Catholic Church is preparing for celebration of 1700th birth anniversary of St. Martin of Tours

The Vatican, June 24, 2015

The Roman Catholic Church is preparing for celebration of the 1700th birth anniversary of St. Martin of Tours, reports It has been announced that the anniversary year is to open on November 7 in Szombathely, Hungary (formerly – Pannonia), where the saint was born.

The preparation for festive events of the anniversary year began on November 11 (the saint’s feast-day in the Catholic Church) last year, reported Catholic Bishop Andras Veres of Szombathely to Kathweb. In summer 2016 a grand festival is to be held here with participation of Hungarian bishops, representatives of the places associated with St. Martin in Hungary and neighboring countries. In Europe alone there are around 3,000 parishes and memorial sites, where the saint is especially venerated.

In advance of the jubilee celebrations, since November 11, 2014, the reliquary with the saint’s relics has been travelling to the places that were visited by St. Martin himself.
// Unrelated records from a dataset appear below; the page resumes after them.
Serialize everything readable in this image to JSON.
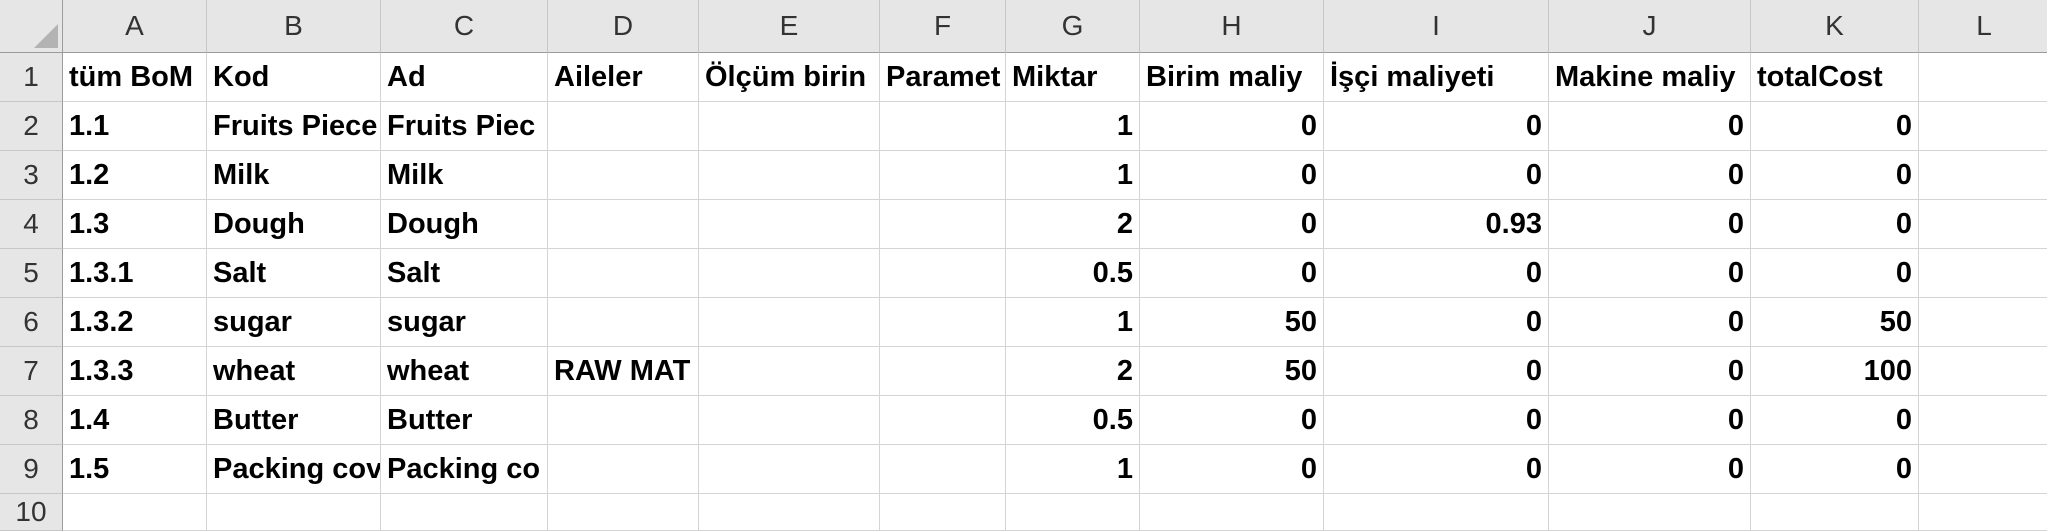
{
  "columns": [
    "A",
    "B",
    "C",
    "D",
    "E",
    "F",
    "G",
    "H",
    "I",
    "J",
    "K",
    "L"
  ],
  "row_numbers": [
    "1",
    "2",
    "3",
    "4",
    "5",
    "6",
    "7",
    "8",
    "9",
    "10"
  ],
  "header_cells": [
    "tüm BoM",
    "Kod",
    "Ad",
    "Aileler",
    "Ölçüm birin",
    "Paramet",
    "Miktar",
    "Birim maliy",
    "İşçi maliyeti",
    "Makine maliy",
    "totalCost",
    ""
  ],
  "rows": [
    [
      "1.1",
      "Fruits Piece",
      "Fruits Piec",
      "",
      "",
      "",
      "1",
      "0",
      "0",
      "0",
      "0",
      ""
    ],
    [
      "1.2",
      "Milk",
      "Milk",
      "",
      "",
      "",
      "1",
      "0",
      "0",
      "0",
      "0",
      ""
    ],
    [
      "1.3",
      "Dough",
      "Dough",
      "",
      "",
      "",
      "2",
      "0",
      "0.93",
      "0",
      "0",
      ""
    ],
    [
      "1.3.1",
      "Salt",
      "Salt",
      "",
      "",
      "",
      "0.5",
      "0",
      "0",
      "0",
      "0",
      ""
    ],
    [
      "1.3.2",
      "sugar",
      "sugar",
      "",
      "",
      "",
      "1",
      "50",
      "0",
      "0",
      "50",
      ""
    ],
    [
      "1.3.3",
      "wheat",
      "wheat",
      "RAW MAT",
      "",
      "",
      "2",
      "50",
      "0",
      "0",
      "100",
      ""
    ],
    [
      "1.4",
      "Butter",
      "Butter",
      "",
      "",
      "",
      "0.5",
      "0",
      "0",
      "0",
      "0",
      ""
    ],
    [
      "1.5",
      "Packing cov",
      "Packing co",
      "",
      "",
      "",
      "1",
      "0",
      "0",
      "0",
      "0",
      ""
    ],
    [
      "",
      "",
      "",
      "",
      "",
      "",
      "",
      "",
      "",
      "",
      "",
      ""
    ]
  ],
  "numeric_columns": [
    6,
    7,
    8,
    9,
    10
  ]
}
St. Martin of Tours (in the Orthodox tradition – “St. Martin the Merciful”; commemorated by the Orthodox Church on October 12/25) was born in 316 in Sabaria, Pannonia, which then was a province of the Roman Empire. From his youth Martin wanted to become a monk and particularly venerated St. Anthony the Great. As the family was not Christian, the saint’s parents discouraged this way of life. His father insisted on Martin’s military career.

The future saint spent several years in Gaul, serving as an officer. It is widely known that once, as a commander, Martin cut his cloak in two and gave half to a beggar.

During the war the saint refused to fight with the enemies, saying that a Christian comes to his or her adversary with a cross, preferring to be murdered rather than murder.

As soon as Martin was able to leave the army, he retired to the Liguge hermitage, near Poitiers, which was to develop into a famous abbey. Soon a large monastery grew around the saint; according to the biographer of St. Martin, this monastery became a seedbed of monastic labors in Gaul. It is remarkable that Martin spread traditions of the Eastern, Egyptian monasticism (following the example of St. Anthony) in the West.

The ascetic avoided ordination to the priesthood, preferring the position of exorcist, which means that he read special prayers over demoniacs, possessed with evil spirits. However, his fame as a wonderworker spread far and wide and finally reached Tours; then, under false pretenses, he was summoned to the city where he was at once proclaimed a bishop.

St. Martin especially took care of the sick, the poor, the starving, for which he was called “merciful”. Serving as Bishop of Tours, he never gave up his dream of monasticism.

On becoming Bishop of Tours, Martin established Marmoutier Abbey. The abbey adopted the rule typical for Eastern monastic communities. All the possessions were held in common. The brethren obeyed the abbot, practiced silence, ate only once a day, wore rough and humble clothes. Marmoutier produced many missionaries who preached Christianity among the Celts.

When St. Martin reposed in 397, around 2,000 monks and nuns gathered for his funeral. The Marmoutier community itself never had more than 80 monks.

St. Martin reposed while praying in a church in the town of Candes (now Candes-Saint-Martin). Local Christians wanted to bury him there, but Tours residents stole his body.